Rally Australia caps off the 2016 WRC season and Volkswagen's involvement in the sport. As a last hurrah, Andreas Mikkelsen waved the flag for the German automaker one last time as Volkswagen ends its successful WRC on a high note.

Following the rainy conditions of Rally GB, drivers had to face the desert heat for Rally Australia and Mikkelsen held his ground from the start but it wasn't without challenges.

Ogier struggled in the morning stages but bounced back

On the first day, the soft sand blanketing the roads hampered many of the first starters. As the rally continued, the sand was soon being swept away by the cars the ran first, leaving a cleaner, faster line for those starting later in the day. While Mikkelsen was off to a good start, Sebastien Ogier was lagging behind in eighth by the end of SS1. The morning stages also saw Jari-Mari Latvala breaking his suspension following a hard landing. Hyundai's Haydon Paddon meanwhile gambled on tire choice and paid off to net him the second fastest time in the morning.

By the afternoon, Ogier had begun to bounce back as other drivers struggled on loose gravel. Thierry Neuville was catching up to Paddon but struggled for grip as the day progressed. After a strong run in the morning, Paddon would also have a hard time battling the conditions in the afternoon. Mads Otsberg would later stall his car at the start of SS5. The setbacks allowed Ogier to jump to second by the end of day 1, 15.4 seconds behind Mikkelsen. Despite keeping the lead, Mikkelsen almost crashed out due to a water bottle getting stuck behind the brake pedal.

Paddon mounted an early charge but made a mistake on the last day

Day 2 of the rally and it was Mikkelsen continuing his defense for the lead. Paddon meanwhile was mounting a challenge for second place by setting quick times in the morning stages. Ogier on the other hand was off to a slow start yet again and was struggling with tires. He was relegated to third following Padden's strong performance by noon. The high head and loose surfaces meant tire wear was becoming a factor in the rally. Ott Tanak would side down the order while Dani Sordo overshot a corner.
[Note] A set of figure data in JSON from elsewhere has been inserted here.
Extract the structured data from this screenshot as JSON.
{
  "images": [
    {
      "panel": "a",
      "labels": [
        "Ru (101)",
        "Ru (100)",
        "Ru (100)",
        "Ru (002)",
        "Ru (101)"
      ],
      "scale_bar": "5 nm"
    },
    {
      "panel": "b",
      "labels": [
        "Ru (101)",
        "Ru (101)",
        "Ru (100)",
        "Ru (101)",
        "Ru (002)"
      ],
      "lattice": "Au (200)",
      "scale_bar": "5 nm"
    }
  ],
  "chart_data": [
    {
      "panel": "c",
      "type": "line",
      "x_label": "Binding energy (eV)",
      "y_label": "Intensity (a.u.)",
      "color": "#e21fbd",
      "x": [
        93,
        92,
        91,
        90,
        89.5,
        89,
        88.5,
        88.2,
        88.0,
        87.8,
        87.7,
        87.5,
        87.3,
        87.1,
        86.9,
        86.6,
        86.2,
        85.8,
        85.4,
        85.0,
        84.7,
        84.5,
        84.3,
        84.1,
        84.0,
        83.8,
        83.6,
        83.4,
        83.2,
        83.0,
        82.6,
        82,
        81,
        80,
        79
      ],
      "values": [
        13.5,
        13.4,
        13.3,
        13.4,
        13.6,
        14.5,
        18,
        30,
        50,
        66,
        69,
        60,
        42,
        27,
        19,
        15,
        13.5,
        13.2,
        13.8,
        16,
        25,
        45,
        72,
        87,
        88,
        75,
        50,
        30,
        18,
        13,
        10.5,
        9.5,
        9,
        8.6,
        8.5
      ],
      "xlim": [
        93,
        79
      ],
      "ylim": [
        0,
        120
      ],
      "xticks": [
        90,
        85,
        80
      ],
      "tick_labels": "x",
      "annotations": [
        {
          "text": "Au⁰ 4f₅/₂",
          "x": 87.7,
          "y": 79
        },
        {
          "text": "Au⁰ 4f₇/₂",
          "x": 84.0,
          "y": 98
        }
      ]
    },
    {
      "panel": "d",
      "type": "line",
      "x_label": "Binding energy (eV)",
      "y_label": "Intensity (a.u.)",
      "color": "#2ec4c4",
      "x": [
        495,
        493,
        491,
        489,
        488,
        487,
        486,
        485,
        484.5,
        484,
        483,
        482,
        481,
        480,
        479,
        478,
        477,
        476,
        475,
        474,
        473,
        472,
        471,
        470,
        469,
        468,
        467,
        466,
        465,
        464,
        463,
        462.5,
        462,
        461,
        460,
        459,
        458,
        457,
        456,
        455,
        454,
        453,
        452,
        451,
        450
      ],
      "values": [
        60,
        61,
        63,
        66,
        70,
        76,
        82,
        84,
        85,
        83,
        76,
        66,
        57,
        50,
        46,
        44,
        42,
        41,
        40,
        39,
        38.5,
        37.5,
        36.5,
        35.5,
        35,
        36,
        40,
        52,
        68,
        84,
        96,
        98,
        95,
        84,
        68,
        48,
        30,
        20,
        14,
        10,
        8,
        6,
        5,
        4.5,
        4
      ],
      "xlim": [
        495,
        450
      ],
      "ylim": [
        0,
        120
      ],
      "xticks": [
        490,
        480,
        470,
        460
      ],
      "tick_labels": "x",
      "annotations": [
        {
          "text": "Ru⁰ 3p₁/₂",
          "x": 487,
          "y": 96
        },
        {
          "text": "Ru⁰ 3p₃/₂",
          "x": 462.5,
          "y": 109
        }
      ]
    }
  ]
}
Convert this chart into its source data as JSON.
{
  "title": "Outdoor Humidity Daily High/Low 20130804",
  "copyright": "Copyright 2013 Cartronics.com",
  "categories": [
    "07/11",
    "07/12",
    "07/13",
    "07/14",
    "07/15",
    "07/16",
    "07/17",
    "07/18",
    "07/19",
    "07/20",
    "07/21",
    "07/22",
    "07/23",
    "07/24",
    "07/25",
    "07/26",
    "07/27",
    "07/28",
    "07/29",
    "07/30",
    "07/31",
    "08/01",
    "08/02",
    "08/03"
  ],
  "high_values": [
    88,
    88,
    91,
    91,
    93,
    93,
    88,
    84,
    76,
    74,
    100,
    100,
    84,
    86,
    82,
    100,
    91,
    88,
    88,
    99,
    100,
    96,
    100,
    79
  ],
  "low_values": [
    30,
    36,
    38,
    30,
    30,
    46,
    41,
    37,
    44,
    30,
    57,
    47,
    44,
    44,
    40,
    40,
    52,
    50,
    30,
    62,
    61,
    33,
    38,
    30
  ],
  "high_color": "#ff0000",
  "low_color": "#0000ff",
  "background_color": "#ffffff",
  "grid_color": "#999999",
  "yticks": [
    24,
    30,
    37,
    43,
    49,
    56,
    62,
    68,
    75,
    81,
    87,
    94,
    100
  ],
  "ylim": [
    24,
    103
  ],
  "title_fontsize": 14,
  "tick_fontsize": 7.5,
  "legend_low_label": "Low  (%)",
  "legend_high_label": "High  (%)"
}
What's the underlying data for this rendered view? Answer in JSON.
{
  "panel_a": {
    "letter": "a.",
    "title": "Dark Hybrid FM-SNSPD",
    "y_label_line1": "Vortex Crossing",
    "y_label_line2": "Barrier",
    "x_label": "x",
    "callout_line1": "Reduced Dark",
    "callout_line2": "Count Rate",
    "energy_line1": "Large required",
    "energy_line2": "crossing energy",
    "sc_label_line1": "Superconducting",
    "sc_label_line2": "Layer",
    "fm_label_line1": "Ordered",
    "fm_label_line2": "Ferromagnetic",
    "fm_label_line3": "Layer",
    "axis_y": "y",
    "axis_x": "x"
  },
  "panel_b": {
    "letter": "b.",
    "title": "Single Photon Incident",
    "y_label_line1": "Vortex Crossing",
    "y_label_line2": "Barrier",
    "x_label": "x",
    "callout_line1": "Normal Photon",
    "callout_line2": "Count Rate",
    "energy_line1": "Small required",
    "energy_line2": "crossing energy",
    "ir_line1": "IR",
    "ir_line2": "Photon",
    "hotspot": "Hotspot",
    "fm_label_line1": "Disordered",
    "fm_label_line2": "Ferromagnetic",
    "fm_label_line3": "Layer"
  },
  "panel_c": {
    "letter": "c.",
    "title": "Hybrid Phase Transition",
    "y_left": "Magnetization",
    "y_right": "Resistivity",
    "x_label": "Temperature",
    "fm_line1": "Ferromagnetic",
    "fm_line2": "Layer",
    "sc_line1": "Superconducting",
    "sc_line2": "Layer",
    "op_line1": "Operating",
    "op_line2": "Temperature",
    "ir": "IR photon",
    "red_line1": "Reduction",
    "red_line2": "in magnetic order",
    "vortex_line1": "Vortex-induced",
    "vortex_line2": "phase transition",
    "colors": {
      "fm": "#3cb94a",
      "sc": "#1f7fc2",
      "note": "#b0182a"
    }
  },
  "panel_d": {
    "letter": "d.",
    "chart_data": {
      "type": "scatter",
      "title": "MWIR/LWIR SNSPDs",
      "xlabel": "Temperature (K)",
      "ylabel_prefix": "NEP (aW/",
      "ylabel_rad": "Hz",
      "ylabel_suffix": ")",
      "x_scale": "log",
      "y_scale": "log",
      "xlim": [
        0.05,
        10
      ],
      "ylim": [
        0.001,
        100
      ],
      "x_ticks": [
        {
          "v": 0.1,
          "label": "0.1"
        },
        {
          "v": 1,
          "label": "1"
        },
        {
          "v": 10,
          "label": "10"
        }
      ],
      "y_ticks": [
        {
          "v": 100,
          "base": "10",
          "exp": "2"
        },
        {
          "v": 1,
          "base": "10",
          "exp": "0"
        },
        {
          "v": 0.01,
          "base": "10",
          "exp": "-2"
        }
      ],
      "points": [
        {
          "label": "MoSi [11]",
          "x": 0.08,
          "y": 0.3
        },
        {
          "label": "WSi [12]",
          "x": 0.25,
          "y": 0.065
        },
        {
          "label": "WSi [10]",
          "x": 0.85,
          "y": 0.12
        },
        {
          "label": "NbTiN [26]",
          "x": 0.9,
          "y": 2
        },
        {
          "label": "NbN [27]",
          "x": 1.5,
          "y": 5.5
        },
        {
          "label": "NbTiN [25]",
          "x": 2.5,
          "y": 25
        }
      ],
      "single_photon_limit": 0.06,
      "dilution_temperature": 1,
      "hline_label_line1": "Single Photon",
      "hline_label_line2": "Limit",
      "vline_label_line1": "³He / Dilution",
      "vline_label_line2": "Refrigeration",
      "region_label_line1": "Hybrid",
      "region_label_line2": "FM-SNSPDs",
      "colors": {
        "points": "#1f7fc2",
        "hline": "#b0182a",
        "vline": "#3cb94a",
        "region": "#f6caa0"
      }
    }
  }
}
Ogier and Paddon would carry their fight for second in the afternoon. The two kept exchanging fast stage and sector times but it would be Ogier who pulled through by the end of the day. Mikkelsen would have yet another issue, this time with the clutch. Later in the day, Mikkelsen cut a corner too early and ended up bending the pedal assembly. He was forced to run several stages with the clutch pedal partially pressing down on the brake pedal. His crew later repaired the car but his buffer for the lead was reduced to 9.2 seconds.

Mikkelsen caps off VW's WRC success with win in Australia

With a repaired pedal box, Mikkelsen set off on the third day hoping to extend his slim lead from team mate Ogier. Paddon would again pile on pressure on Ogier, running neck and neck with the champion all morning. Ogier later switched to soft tires and was able to bump Paddon down to third. Mikkelsen meanwhile had a clean run and gained a wider margin over Ogier. Ogier carrier the momentum from the morning stages by setting the fastest stage times and cutting Mikkelsen's lead down yet again as the latter's car began to lose grip over the hot and tire-eating sand.

Mikkelsen was able to breathe a sigh of relief after Ogier spun out, extending his lead further. Paddon meanwhile slid wide into an embankment and lost his chances to catch up to Ogier. The mistake was costly for Paddon and was now down in fifth place. This allowed Neuville and Sordo to move to third and fourth respectively. Paddon later recovered to get past Sordo for fourth.

Mikkelsen was able to avoid trouble and won the rally by 14.9 seconds ahead of Ogier. Neuville's third place finish was enough for him to secure second in the overall standings. Paddon and Sordo round up the top five.